1.1 Billion Taxi Rides on Vertica & an Intel Core i5

Vertica is a distributed, column-oriented analytics database. It started life out in 2005 being developed by, among others, Michael Stonebraker. Stonebraker has a long history of developing database software including Ingres and PostgreSQL. In 2011, Vertica Systems was acquired by HP. Not long after a free community version of Vertica was released.

Vertica has had some famous users including Facebook, Groupon and Zynga. Maxime Beauchemin's LinkedIn profile describes part of his time at Facebook was spent on pushing the limits of Vertica to satisfy the firm's needs.

Vertica will be best suited on a cluster of machines but for this benchmark I'm interested in how fast it can work off of a single machine.

The dataset being used is the same one I've used to benchmark Amazon Athena, BigQuery, Elasticsearch, kdb+/q, MapD, PostgreSQL, Presto, Redshift and Spark. I've compiled a single-page summary of these benchmarks.

The Hardware

For this benchmark I'll be running a fresh installation of Ubuntu 14.04.3 LTS on an Intel Core i5 4670K clocked at 3.4 GHz, 16 GB of DDR3 RAM and a SanDisk SDSSDHII960G 960 GB SSD drive.

Vertica Up & Running

I'll first install a number of prerequisites.

$ sudo apt update
$ sudo apt install \
    dialog \
    libsensors4 \
    mcelog \
    ntp \
    pstack \
    sysstat

I'll then set the time zone on my system and make sure the system clock is synchronised.

$ sudo dpkg-reconfigure tzdata
$ sudo service ntp stop
$ sudo ntpd -gq
$ sudo service ntp start

For this benchmark I've downloaded version 8.0.1 of the Community Edition of Vertica to my home folder. The following will deploy Vertica's installation files.
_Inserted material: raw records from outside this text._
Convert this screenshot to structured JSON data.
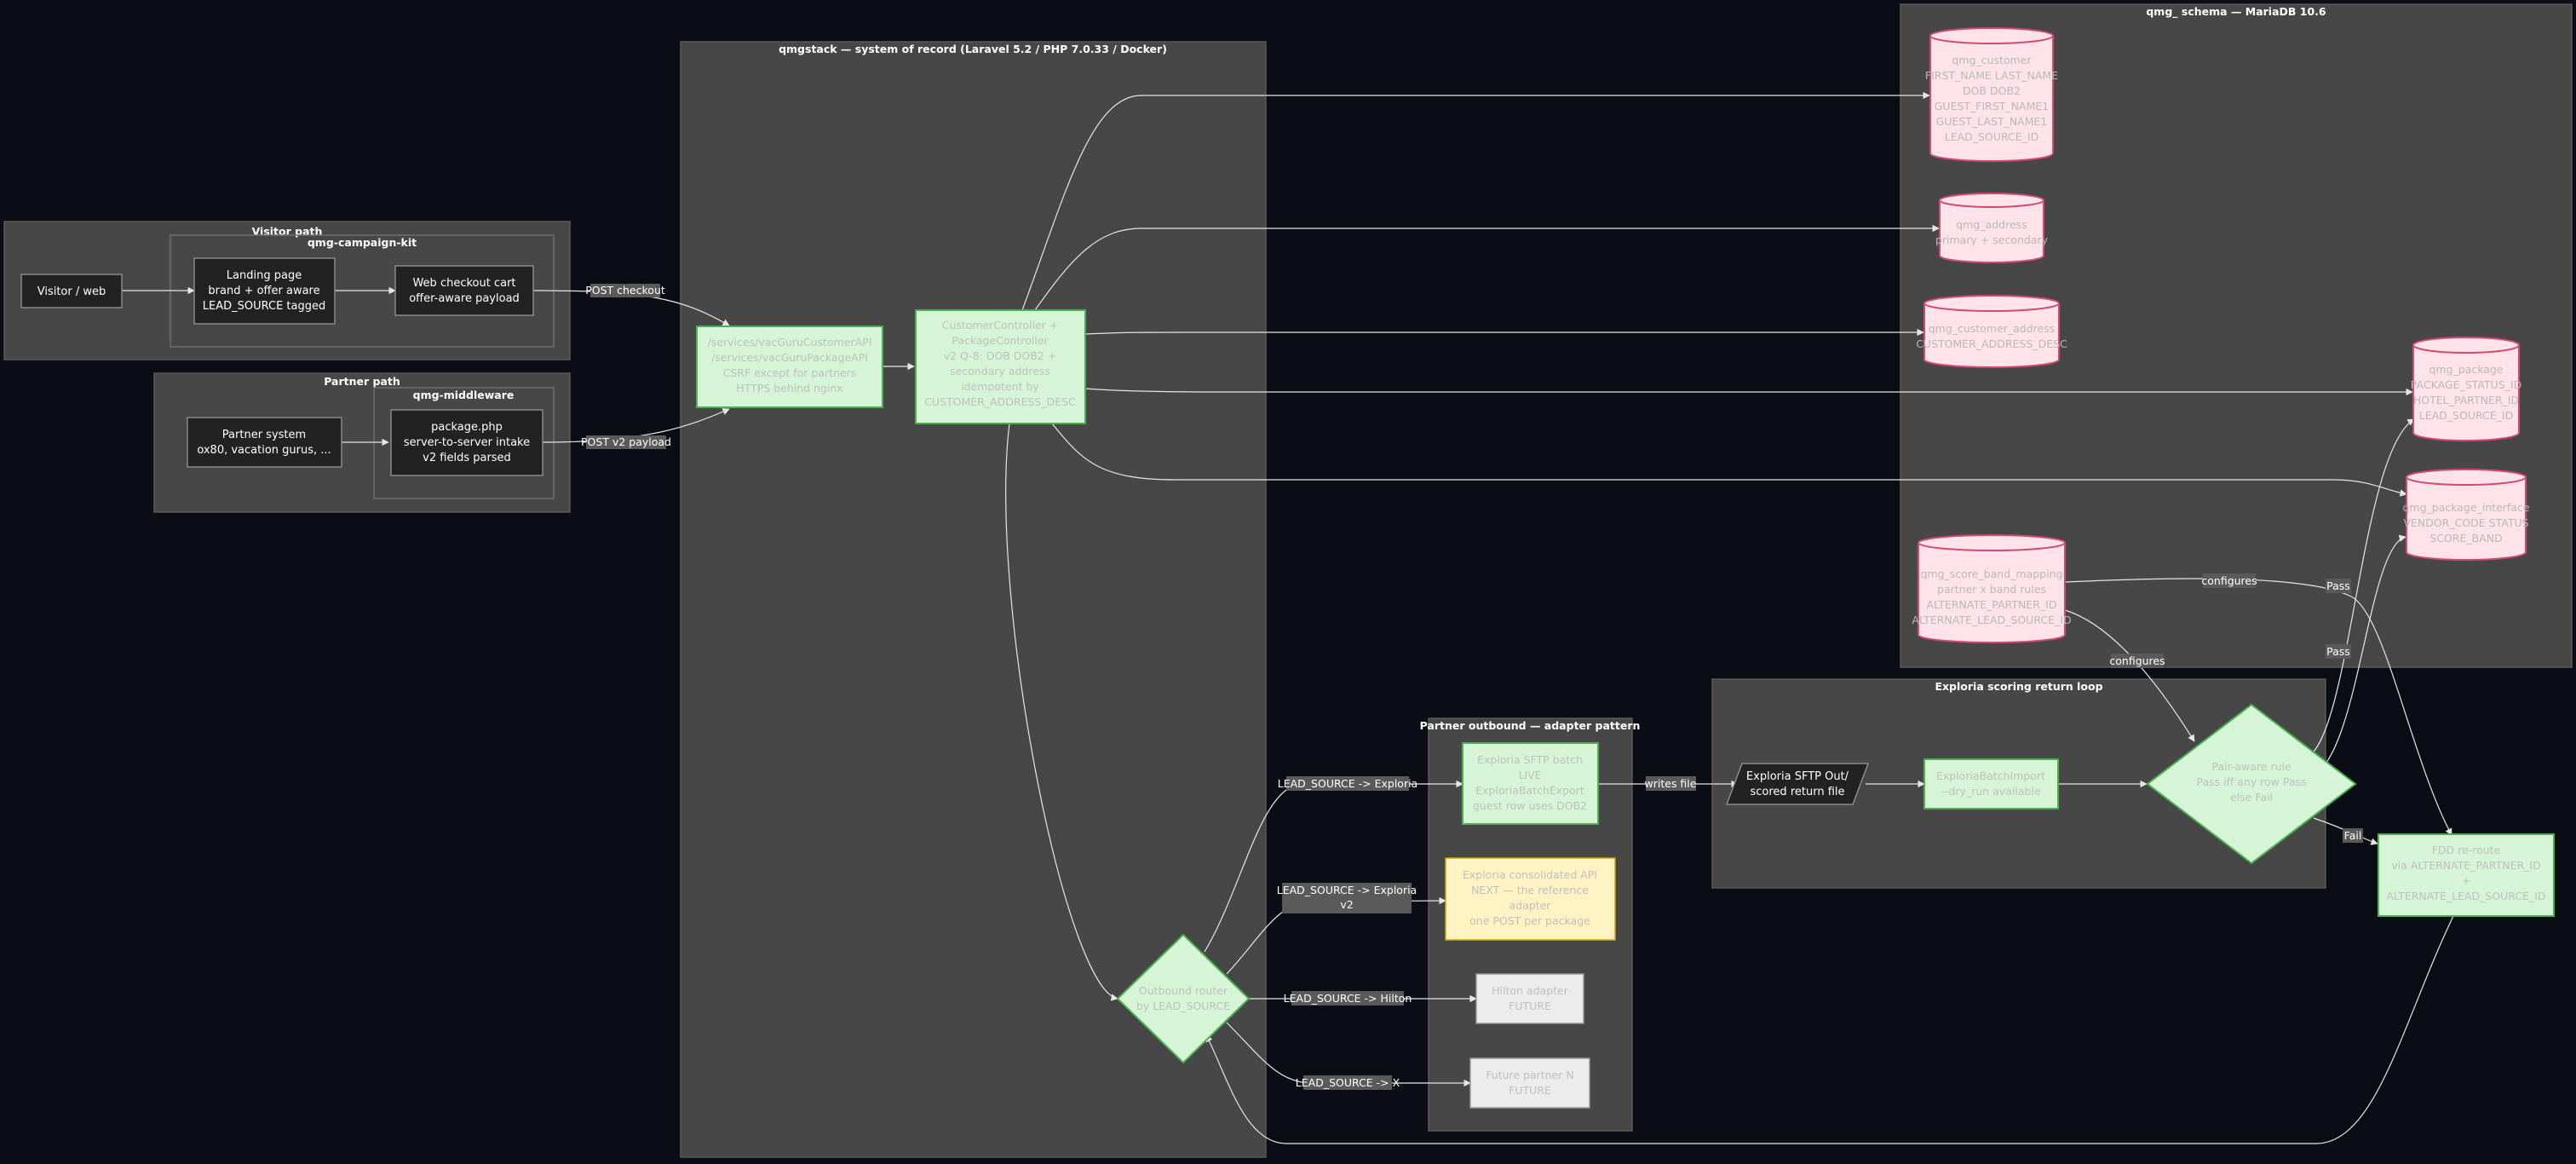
{
  "clusters": {
    "visitor": "Visitor path",
    "campaign_kit": "qmg-campaign-kit",
    "partner": "Partner path",
    "middleware": "qmg-middleware",
    "qmgstack": "qmgstack — system of record (Laravel 5.2 / PHP 7.0.33 / Docker)",
    "schema": "qmg_ schema — MariaDB 10.6",
    "outbound": "Partner outbound — adapter pattern",
    "scoring": "Exploria scoring return loop"
  },
  "nodes": {
    "visitor_web": [
      "Visitor / web"
    ],
    "landing": [
      "Landing page",
      "brand + offer aware",
      "LEAD_SOURCE tagged"
    ],
    "checkout": [
      "Web checkout cart",
      "offer-aware payload"
    ],
    "partner_system": [
      "Partner system",
      "ox80, vacation gurus, ..."
    ],
    "package_php": [
      "package.php",
      "server-to-server intake",
      "v2 fields parsed"
    ],
    "services": [
      "/services/vacGuruCustomerAPI",
      "/services/vacGuruPackageAPI",
      "CSRF except for partners",
      "HTTPS behind nginx"
    ],
    "controller": [
      "CustomerController +",
      "PackageController",
      "v2 Q-8: DOB DOB2 +",
      "secondary address",
      "idempotent by",
      "CUSTOMER_ADDRESS_DESC"
    ],
    "router": [
      "Outbound router",
      "by LEAD_SOURCE"
    ],
    "exploria_sftp": [
      "Exploria SFTP batch",
      "LIVE",
      "ExploriaBatchExport",
      "guest row uses DOB2"
    ],
    "exploria_api": [
      "Exploria consolidated API",
      "NEXT — the reference",
      "adapter",
      "one POST per package"
    ],
    "hilton": [
      "Hilton adapter",
      "FUTURE"
    ],
    "future_partner": [
      "Future partner N",
      "FUTURE"
    ],
    "sftp_out": [
      "Exploria SFTP Out/",
      "scored return file"
    ],
    "batch_import": [
      "ExploriaBatchImport",
      "--dry_run available"
    ],
    "pair_rule": [
      "Pair-aware rule",
      "Pass iff any row Pass",
      "else Fail"
    ],
    "reroute": [
      "FDD re-route",
      "via ALTERNATE_PARTNER_ID",
      "+",
      "ALTERNATE_LEAD_SOURCE_ID"
    ]
  },
  "tables": {
    "customer": [
      "qmg_customer",
      "FIRST_NAME LAST_NAME",
      "DOB DOB2",
      "GUEST_FIRST_NAME1",
      "GUEST_LAST_NAME1",
      "LEAD_SOURCE_ID"
    ],
    "address": [
      "qmg_address",
      "primary + secondary"
    ],
    "customer_address": [
      "qmg_customer_address",
      "CUSTOMER_ADDRESS_DESC"
    ],
    "package": [
      "qmg_package",
      "PACKAGE_STATUS_ID",
      "HOTEL_PARTNER_ID",
      "LEAD_SOURCE_ID"
    ],
    "package_interface": [
      "qmg_package_interface",
      "VENDOR_CODE STATUS",
      "SCORE_BAND"
    ],
    "score_band": [
      "qmg_score_band_mapping",
      "partner x band rules",
      "ALTERNATE_PARTNER_ID",
      "ALTERNATE_LEAD_SOURCE_ID"
    ]
  },
  "edge_labels": {
    "post_checkout": "POST checkout",
    "post_v2": "POST v2 payload",
    "ls_exploria": "LEAD_SOURCE -> Exploria",
    "ls_exploria_v2": [
      "LEAD_SOURCE -> Exploria",
      "v2"
    ],
    "ls_hilton": "LEAD_SOURCE -> Hilton",
    "ls_x": "LEAD_SOURCE -> X",
    "writes_file": "writes file",
    "configures1": "configures",
    "configures2": "configures",
    "pass1": "Pass",
    "pass2": "Pass",
    "fail": "Fail"
  },
  "colors": {
    "background": "#0b0d14",
    "cluster": "#474747",
    "process_green": "#d6f5d6",
    "next_yellow": "#fff3c4",
    "future_grey": "#ececec",
    "db_pink": "#ffe3ea"
  }
}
$ sudo dpkg -i vertica_8.0.1-0_amd64.deb

Selecting previously unselected package vertica.
(Reading database ... 56852 files and directories currently installed.)
Preparing to unpack vertica_8.0.1-0_amd64.deb ...
Unpacking vertica (8.0.1-0) ...
Setting up vertica (8.0.1-0) ...

Vertica Analytic Database V8.0.1-0 successfully installed on host ubuntu

To complete your NEW installation and configure the cluster, run:
 /opt/vertica/sbin/install_vertica

To complete your Vertica UPGRADE, run:
 /opt/vertica/sbin/update_vertica

----------------------------------------------------------------------------------
Important
----------------------------------------------------------------------------------
Before upgrading Vertica, you must backup your database.  After you restart your
database after upgrading, you cannot revert to a previous Vertica software version.
----------------------------------------------------------------------------------

View the latest Vertica documentation at http://my.vertica.com/docs/

Processing triggers for man-db (2.6.7.1-1ubuntu1) ...
Processing triggers for libc-bin (2.19-0ubuntu6.6) ...

With those files in place I'll launch Vertica's installer.

$ sudo /opt/vertica/sbin/install_vertica \
    --hosts=127.0.0.1 \
    --failure-threshold=NONE

The installer will create a dbadmin user that I'll used to operate the database for this exercise.

Vertica Analytic Database 8.0.1-0 Installation Tool


>> Validating options...


Mapping hostnames in --hosts (-s) to addresses...

>> Starting installation tasks.
>> Getting system information for cluster (this may take a while)...

Default shell on nodes:
127.0.0.1 /bin/bash

>> Validating software versions (rpm or deb)...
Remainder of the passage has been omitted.